Потому и о любви к детям не надо говорить учителю. Пусть он лучше любит
свой предмет, свою профессию, а не своих учеников. Если говорить о
любви к ученикам, то тогда нужно будет говорить и о том, как нужно
проявлять свою любовь к ним. Тогда надо будет переосмысливать все
педагогические понятия, системы, и тогда начнется ералаш. Так что лучше
не впускать детей в науку. Она – чистая вещь, она имеет дело с теорией.
Зачем впускать детей в свои педагогические размышления? Если детей
никто не спрашивает, как их воспитывать, чему и как учить, если они
просто обязаны подчиниться воле взрослых? Вот и все.
Я, конечно, чуть иронизирую над сложившимся положением вещей в нашей
науке и практике, но что делать, коль состояние науки и практики
заставляет нас тревожиться…
Авторитарно-императивное общение со школьниками заложено в учебниках по
отдельным предметам. Учебники, как и учителя, тоже не допускают, что у
детей есть желание учиться, есть жажда к знаниям. Они тоже вроде
учителей: все требуют, чтобы их читали внимательно, «от и до»,
запоминали, отвечали на вопросы. Учебники не умеют по-дружески говорить
со школьниками, помогать им, сочувствовать, радоваться вместе с ними,
смеяться, поощрять их к познавательным дерзаниям. Они так же хмурятся и
грубят, такие же нудные, как иные учителя. Учебники не живут жизнью
школьников, потому дети недолюбливают свои учебники, не берегут их, не
дружат с ними. Тут все взаимно: какое отношение проявляют учитель и
учебник к школьникам, таким же отношением отвечают дети им.

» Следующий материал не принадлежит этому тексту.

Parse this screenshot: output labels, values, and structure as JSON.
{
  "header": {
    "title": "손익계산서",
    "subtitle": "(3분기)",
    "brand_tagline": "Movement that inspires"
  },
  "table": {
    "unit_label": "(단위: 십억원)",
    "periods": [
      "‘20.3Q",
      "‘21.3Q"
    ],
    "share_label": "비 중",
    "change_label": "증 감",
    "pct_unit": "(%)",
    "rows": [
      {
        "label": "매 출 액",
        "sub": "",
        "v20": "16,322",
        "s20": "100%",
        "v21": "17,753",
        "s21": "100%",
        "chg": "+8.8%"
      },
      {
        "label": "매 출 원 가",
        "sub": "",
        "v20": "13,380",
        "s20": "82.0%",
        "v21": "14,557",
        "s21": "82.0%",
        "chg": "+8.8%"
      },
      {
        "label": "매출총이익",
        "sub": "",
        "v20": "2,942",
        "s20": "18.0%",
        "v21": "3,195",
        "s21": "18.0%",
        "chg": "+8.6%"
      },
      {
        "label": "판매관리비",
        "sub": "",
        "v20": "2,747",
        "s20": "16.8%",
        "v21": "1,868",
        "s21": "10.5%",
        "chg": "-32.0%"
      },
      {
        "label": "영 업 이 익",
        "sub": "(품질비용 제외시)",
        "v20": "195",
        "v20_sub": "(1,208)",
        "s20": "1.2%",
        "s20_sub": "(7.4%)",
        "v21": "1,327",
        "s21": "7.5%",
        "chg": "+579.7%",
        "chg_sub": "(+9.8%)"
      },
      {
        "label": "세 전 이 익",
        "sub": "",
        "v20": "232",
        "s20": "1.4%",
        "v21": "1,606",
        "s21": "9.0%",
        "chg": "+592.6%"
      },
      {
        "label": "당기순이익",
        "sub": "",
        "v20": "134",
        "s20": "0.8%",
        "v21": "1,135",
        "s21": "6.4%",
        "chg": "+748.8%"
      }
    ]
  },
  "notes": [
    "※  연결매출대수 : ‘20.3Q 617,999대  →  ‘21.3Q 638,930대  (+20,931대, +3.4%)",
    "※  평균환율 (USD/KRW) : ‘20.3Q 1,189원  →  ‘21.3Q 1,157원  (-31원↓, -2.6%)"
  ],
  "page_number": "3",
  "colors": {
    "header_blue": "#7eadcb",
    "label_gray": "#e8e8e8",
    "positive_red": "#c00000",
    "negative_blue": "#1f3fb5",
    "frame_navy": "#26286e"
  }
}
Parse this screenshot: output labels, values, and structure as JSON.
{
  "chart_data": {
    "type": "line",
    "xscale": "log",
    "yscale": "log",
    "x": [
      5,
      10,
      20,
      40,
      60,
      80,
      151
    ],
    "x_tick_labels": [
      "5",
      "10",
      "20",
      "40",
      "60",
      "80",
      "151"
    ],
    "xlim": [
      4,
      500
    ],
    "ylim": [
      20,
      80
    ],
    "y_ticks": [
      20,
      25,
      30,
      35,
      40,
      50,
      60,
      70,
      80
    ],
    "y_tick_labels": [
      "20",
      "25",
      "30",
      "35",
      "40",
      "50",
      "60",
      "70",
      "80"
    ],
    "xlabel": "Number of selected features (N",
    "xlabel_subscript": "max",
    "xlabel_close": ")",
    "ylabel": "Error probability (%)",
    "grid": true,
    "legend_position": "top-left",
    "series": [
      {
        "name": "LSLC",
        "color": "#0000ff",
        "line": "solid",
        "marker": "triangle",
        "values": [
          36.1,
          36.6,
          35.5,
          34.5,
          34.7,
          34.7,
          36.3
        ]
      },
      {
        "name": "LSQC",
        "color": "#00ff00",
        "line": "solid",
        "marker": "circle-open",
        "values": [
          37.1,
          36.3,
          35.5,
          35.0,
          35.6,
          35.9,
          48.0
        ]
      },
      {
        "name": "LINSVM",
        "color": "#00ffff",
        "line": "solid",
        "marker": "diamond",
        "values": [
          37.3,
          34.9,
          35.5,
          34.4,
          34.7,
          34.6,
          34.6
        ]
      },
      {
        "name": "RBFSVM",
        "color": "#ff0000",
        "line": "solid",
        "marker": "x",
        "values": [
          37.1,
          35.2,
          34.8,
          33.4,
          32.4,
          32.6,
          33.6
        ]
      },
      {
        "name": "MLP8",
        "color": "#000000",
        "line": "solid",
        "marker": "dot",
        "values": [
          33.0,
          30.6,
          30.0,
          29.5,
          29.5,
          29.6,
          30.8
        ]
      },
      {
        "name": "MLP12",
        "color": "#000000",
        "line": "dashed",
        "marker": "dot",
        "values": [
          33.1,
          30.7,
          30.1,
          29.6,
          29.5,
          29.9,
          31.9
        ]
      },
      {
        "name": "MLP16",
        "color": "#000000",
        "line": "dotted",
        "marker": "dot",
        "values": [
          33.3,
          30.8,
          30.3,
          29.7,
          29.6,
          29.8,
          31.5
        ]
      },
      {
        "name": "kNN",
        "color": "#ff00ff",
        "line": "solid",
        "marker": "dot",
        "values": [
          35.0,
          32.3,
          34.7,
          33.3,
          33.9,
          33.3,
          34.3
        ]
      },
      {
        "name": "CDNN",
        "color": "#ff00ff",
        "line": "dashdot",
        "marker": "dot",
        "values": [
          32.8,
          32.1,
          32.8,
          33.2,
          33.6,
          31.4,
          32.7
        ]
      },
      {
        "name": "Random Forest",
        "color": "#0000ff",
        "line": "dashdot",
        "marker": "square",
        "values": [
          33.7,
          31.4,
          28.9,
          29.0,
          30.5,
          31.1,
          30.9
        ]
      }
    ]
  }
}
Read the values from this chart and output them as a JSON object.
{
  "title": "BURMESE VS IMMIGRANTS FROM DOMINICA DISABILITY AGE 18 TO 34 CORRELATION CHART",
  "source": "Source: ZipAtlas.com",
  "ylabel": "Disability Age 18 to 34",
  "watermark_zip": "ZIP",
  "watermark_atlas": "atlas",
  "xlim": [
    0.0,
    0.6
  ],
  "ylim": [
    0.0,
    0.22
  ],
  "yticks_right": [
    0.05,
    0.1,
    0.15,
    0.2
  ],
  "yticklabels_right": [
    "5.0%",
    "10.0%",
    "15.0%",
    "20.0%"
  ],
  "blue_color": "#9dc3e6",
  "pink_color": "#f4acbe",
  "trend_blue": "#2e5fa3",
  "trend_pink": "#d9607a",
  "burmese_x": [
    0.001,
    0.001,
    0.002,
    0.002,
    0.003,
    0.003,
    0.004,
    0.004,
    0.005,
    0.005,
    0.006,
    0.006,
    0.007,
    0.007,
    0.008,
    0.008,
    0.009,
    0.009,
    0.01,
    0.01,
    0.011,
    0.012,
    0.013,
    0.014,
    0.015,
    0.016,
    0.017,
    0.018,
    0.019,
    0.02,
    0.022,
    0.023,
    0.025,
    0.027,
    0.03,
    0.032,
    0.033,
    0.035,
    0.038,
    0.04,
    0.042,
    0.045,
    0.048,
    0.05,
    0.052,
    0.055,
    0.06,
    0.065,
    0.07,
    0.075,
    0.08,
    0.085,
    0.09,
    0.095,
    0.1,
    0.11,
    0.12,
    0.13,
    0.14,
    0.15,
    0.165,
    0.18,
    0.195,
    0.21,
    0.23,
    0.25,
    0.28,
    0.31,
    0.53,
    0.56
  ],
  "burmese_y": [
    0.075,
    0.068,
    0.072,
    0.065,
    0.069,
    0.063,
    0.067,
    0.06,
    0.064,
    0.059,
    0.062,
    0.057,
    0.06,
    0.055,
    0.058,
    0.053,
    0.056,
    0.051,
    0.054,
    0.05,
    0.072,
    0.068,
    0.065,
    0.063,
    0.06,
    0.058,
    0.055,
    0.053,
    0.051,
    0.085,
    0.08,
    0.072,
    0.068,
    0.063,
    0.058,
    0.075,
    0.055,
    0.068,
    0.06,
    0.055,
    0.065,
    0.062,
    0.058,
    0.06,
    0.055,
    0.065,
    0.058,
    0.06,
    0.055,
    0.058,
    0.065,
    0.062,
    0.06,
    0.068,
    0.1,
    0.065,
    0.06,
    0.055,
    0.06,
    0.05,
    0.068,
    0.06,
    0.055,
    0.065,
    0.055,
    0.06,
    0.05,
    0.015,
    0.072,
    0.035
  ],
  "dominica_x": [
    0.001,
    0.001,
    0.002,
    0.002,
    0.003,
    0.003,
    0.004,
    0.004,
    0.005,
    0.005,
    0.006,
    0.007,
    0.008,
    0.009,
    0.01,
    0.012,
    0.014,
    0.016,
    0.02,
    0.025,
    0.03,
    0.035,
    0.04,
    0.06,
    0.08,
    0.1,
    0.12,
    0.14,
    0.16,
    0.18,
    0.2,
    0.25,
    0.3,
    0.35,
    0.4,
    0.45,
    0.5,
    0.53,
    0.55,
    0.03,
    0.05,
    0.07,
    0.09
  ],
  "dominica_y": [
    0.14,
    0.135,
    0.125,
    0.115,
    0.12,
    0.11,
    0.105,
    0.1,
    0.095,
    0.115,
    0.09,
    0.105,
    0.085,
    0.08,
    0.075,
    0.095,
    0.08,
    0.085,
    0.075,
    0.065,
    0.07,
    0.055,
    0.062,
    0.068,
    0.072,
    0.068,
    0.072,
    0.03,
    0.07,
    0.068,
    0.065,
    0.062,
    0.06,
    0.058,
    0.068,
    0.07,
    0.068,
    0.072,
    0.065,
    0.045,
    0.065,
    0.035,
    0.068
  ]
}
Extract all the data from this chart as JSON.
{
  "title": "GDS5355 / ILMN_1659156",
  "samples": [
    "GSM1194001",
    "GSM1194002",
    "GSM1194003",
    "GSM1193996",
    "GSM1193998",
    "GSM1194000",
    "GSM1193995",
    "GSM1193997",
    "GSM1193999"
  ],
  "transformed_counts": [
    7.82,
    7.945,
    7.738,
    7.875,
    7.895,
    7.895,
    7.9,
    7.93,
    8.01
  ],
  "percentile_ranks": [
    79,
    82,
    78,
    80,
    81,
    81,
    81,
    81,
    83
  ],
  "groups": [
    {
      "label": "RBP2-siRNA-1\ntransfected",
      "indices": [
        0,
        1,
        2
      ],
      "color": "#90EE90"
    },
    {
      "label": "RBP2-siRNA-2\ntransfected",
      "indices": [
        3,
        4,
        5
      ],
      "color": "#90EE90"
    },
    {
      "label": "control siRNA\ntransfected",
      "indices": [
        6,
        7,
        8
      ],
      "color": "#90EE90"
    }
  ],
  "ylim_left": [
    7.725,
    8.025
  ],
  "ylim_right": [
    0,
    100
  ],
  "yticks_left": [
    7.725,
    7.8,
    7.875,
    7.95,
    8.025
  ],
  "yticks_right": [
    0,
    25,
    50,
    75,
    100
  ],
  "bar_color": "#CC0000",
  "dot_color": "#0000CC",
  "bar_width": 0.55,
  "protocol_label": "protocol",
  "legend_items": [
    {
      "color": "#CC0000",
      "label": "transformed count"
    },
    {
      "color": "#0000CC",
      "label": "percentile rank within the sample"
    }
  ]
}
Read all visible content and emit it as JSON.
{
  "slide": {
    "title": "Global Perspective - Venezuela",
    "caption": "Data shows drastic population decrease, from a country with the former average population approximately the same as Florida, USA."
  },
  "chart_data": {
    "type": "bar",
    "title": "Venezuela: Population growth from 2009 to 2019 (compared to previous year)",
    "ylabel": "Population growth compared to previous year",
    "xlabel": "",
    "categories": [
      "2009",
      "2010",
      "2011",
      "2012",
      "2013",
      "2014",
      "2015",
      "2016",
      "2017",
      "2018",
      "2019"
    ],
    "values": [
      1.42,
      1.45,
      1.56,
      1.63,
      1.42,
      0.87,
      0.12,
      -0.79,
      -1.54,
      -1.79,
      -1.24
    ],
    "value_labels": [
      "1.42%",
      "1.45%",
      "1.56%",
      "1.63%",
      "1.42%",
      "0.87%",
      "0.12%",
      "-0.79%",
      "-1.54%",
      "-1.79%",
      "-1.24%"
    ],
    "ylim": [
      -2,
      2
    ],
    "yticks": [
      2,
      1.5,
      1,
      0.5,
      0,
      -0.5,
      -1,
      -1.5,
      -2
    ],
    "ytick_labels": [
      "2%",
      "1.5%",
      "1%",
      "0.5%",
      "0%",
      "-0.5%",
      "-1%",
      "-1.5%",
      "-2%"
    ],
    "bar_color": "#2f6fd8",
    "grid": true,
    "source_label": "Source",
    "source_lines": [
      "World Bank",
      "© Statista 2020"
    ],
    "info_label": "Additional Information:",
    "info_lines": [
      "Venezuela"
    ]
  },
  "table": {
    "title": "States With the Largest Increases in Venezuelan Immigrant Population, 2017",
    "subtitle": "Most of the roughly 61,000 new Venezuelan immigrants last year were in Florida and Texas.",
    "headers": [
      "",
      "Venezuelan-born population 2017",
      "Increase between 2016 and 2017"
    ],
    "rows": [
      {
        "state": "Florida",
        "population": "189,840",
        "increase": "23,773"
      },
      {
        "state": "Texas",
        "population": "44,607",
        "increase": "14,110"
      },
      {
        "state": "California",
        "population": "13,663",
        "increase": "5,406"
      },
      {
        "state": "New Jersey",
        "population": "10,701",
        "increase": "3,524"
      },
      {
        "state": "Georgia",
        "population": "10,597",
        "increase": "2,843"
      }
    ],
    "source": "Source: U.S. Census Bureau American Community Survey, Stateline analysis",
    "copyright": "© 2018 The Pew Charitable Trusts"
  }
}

Для меня становится ясно, что сложившаяся система педагогических
взглядов и педагогическая практика не только традиционны. Суть их
традиционности заключается в их авторитарно-императивной
направленности, в их бездетности. А бездетной является не только
теория, но и практика.
Бездетными могут быть учителя, которые, входя в класс, видят перед
собой не развивающиеся с их заботой и помощью личности, а учеников,
которые знают или не знают учебный материал, слушают или не слушают
внимательно, мешают или не мешают им работать. Дети как носители уже
пройденных частей учебников в виде знаний, умений, навыков – вот что
становится главным для учителя.
Это и есть бездетная педагогическая практика.